Amortização antecipada do crédito

Por Bruno Tonetto · Revisto em · Como verificamos

Amortizar o crédito antecipadamente é entregar capital além da prestação — e, como os juros de cada mês se calculam sobre o capital em dívida, cada euro amortizado corta juros de todos os meses seguintes. A lei limita a comissão que o banco pode cobrar. Use o simulador para ver quanto poupa nos dois caminhos: reduzir o prazo ou reduzir a prestação.

O que é amortizar

Em cada prestação, uma parte paga os juros do mês e o resto amortiza (abate) o capital em dívida. Um exemplo simples: numa dívida de 1000 € a uma TAN de 4,8%, o juro do mês é 1000 € × 4,8% ÷ 12 = 4 €; um pagamento de 90 € amortiza, portanto, 86 € — o capital em dívida passa a 914 €. A amortização antecipada é este mesmo abate, feito fora da prestação, de uma só vez.

Reduzir o prazo ou reduzir a prestação?

A mesma amortização pode ter dois destinos. No exemplo do simulador — um crédito habitação com 150 000 € em dívida, 25 anos pela frente e TAN de 3,5% (prestação de 750,94 €), amortizando 10 000 €:

Reduzir o prazo é quase sempre a opção que mais poupa: o capital em dívida cai mais depressa e os juros deixam de correr mais cedo. Reduzir a prestação é a escolha certa quando o orçamento mensal está apertado.

A comissão de reembolso antecipado (e a lei)

No crédito habitação (DL 74-A/2017, art. 23.º), a comissão máxima é de 0,5% do capital reembolsado em período de taxa variável e 2% em taxa fixa — a isenção temporária criada em 2022 para os créditos a taxa variável terminou em 31 de dezembro de 2025. No crédito aos consumidores (DL 133/2009, art. 19.º), a comissão só pode ser cobrada em contratos de taxa fixa: 0,5% (se faltar mais de 1 ano) ou 0,25% (1 ano ou menos); a taxa variável está isenta. Há ainda isenções por morte, desemprego ou deslocação profissional no crédito habitação.

No exemplo acima, a comissão de 0,5% sobre os 10 000 € amortizados custa 50,00 € — contra uma poupança de juros de 12 942 €: a comissão raramente muda a conta.

Vale a pena amortizar?

Amortizar «rende» exatamente a taxa do crédito, sem risco e sem impostos. A comparação certa é com o retorno líquido das alternativas: se o crédito custa TAN de 3,5%, só compensa não amortizar se o dinheiro render, depois de impostos, mais do que isso. Com as taxas de depósito habituais, amortizar um crédito caro ganha com folga — e quanto mais alta a TAN, maior o ganho.

Prestação constante (no Excel/Sheets pt-PT):=PGTO(TAN/12; meses; -capital_em_dívida)

Dúvidas comuns

É melhor reduzir o prazo ou a prestação?

Para poupar juros, reduzir o prazo ganha quase sempre — no exemplo da página, poupa 12 942 € contra 5019 € da redução da prestação. Reduzir a prestação vale quando o objetivo é aliviar o orçamento mensal já.

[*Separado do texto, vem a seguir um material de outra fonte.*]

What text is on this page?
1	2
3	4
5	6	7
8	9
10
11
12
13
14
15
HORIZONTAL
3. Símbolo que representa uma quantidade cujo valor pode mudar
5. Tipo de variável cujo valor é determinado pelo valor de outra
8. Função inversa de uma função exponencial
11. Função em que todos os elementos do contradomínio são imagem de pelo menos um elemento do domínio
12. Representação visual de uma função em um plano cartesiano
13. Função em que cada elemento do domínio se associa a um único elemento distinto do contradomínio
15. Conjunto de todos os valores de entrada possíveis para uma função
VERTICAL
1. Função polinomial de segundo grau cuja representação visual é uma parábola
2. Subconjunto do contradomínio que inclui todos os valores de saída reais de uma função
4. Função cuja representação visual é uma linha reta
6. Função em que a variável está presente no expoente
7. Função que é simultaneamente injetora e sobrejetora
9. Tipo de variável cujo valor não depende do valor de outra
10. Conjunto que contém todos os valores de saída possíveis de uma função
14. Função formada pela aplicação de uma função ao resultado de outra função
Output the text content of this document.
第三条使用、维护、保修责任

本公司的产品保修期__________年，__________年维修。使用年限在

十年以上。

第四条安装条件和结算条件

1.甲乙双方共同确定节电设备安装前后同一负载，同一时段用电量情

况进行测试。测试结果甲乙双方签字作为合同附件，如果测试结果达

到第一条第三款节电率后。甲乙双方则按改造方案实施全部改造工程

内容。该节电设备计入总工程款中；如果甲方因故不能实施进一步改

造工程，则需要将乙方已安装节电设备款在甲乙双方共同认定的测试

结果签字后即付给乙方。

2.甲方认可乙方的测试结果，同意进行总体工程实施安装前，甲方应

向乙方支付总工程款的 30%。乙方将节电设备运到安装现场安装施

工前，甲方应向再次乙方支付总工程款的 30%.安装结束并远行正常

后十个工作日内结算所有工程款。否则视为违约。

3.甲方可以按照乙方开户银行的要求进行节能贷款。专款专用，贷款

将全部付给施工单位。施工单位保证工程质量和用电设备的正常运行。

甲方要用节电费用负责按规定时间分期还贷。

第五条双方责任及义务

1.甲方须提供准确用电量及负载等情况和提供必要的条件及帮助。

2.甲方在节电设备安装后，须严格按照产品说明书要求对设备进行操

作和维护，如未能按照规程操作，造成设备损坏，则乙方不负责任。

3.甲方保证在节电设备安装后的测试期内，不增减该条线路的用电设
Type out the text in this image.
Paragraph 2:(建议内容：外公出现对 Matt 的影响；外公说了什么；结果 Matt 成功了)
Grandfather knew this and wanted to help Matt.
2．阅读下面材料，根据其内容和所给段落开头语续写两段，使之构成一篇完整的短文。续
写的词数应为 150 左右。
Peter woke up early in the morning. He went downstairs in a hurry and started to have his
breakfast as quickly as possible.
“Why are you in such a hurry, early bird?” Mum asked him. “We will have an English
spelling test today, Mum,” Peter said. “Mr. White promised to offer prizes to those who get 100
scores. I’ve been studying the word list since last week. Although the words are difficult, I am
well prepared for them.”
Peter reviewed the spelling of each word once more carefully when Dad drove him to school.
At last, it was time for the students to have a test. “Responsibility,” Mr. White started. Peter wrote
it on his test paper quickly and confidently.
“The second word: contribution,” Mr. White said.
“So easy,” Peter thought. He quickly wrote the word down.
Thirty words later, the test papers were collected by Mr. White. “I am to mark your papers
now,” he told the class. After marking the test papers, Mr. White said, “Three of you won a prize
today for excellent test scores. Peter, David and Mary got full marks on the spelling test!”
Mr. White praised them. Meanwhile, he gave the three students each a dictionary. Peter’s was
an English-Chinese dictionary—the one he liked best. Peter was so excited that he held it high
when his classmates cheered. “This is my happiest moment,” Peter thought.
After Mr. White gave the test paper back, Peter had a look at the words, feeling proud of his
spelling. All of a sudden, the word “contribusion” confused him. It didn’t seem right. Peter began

O banco pode recusar ou cobrar pela amortização antecipada?

Recusar, não — o reembolso antecipado é um direito. Pode cobrar uma comissão limitada por lei: no crédito habitação, 0,5% do capital reembolsado em período de taxa variável e 2% em taxa fixa (DL 74-A/2017); no crédito aos consumidores, só em contratos de taxa fixa (0,5%, ou 0,25% se faltar 1 ano ou menos — DL 133/2009). A isenção temporária da comissão nos créditos habitação a taxa variável terminou em 31/12/2025.

Com a Euríbor alta, amortizar vale mais a pena?

Sim. A poupança de uma amortização cresce com a taxa do crédito: amortizar «rende» a taxa que deixa de pagar, sem risco e sem impostos. Quanto mais alta a TAN do momento, maior o ganho por cada euro amortizado.

Qual é a diferença entre amortização, juros e prestação?

Cada prestação divide-se em duas partes: os juros, calculados sobre o capital em dívida, e a amortização, que abate esse capital. Amortizar antecipadamente é abater capital fora da prestação — e é por isso que corta os juros de todos os meses seguintes.

O cálculo é exato para os valores informados. Contratos reais incluem seguros e comissões e, na taxa variável, a prestação é revista em cada refixação da Euríbor — confirme as condições e o valor exato da amortização com o seu banco.

Fonte: Legislação portuguesa — DL 74-A/2017, art. 23.º (reembolso antecipado no crédito habitação), DL 133/2009, art. 19.º (crédito aos consumidores).